Introducción
Vayamos al grano. En el proceso de oxidación de obleas semiconductoras, el elemento calefactor no es simplemente una pieza más del equipo; es, de hecho, el corazón del horno. Por eso decidimos fabricar nuestras propias lámparas de calentamiento por halógeno en casa, ya que la industria necesitaba algo capaz de soportar temperaturas extremas sin problemas. El objetivo era mantener una temperatura uniforme en toda la oblea, con un margen de error de apenas ±0.1°C.
¿Cómo lo logramos? Al combinar un funcionamiento a alta tensión con una estructura compacta y materiales de alta calidad. El resultado es una lámpara que funciona tan bien como las importadas, pero a un costo menor a largo plazo.
Potencia, voltaje y tamaño: los aspectos clave
El proceso de oxidación depende completamente de la velocidad. Se necesita calor rápidamente, sin demoras. Por eso, nuestras lámparas de halógeno funcionan a 400V, con una potencia de 2500W. Todo esto se logra en un tubo de apenas 300 mm de longitud. Al operar a alta tensión, se asegura que la energía fluya de manera uniforme, manteniendo al mismo tiempo una corriente baja. Esto reduce la pérdida de energía en las conexiones y facilita el control del proceso.
En cuanto al tamaño, estas lámparas encajan perfectamente en los conectores estándar de los hornos. No es necesario rediseñar la cámara del horno. Basta con conectarlas y listo. Su forma permite que el calor infrarrojo se distribuya uniformemente sobre la oblea, de modo que todas las obleas se oxiden a la misma velocidad.
Material utilizado: cuarzo, recubrimiento y conexiones
El cuerpo de la lámpara está hecho de cuarzo de alta pureza. Este material permite un calentamiento y enfriamiento rápidos, y mantiene su transparencia, lo que garantiza una emisión constante de luz infrarroja.
Dentro de la lámpara, el ciclo de halógeno mantiene el filamento limpio y fuerte, evitando así que la lámpara pierda brillo con el tiempo.

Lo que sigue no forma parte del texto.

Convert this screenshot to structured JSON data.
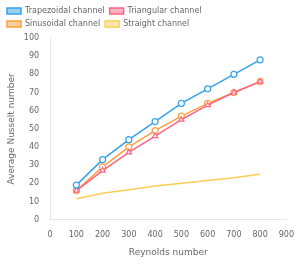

Permanece brillante y estable durante miles de horas.
También hemos añadido un recubrimiento reflectante en la superficie exterior. Este recubrimiento dirige el calor hacia donde se necesita y protege el resto de la cámara.
Para la conexión, utilizamos conectores R7s o SK15. Estos conectores se ajustan firmemente, transmiten la corriente de forma segura y evitan el sobrecalentamiento en los puntos de conexión. La instalación es sencilla, sin complicaciones.
Funcionamiento en condiciones reales
En las instalaciones industriales, estas lámparas deben soportar condiciones extremas: cambios bruscos de temperatura, períodos prolongados de funcionamiento continuo, etc. Pero gracias a esa estabilidad de ±0.1°C, el proceso se mantiene estable. No hay desviaciones en la temperatura, lo que resulta en un espesor uniforme del óxido en toda la oblea. Así, más dispositivos quedan listos para su uso, en lugar de ser descartados.
Debido a la alta concentración de calor, se logran tiempos de calentamiento más rápidos, lo que reduce el tiempo total del ciclo. Pero claro, el enfriamiento del horno también debe ser eficaz; ese es el compromiso necesario.
Para usted, eso significa contar con una solución de calentamiento fiable, fácil de instalar y resistente bajo presión. Además, cumple con los rigurosos requisitos térmicos sin costos excesivos, tanto al inicio como a largo plazo.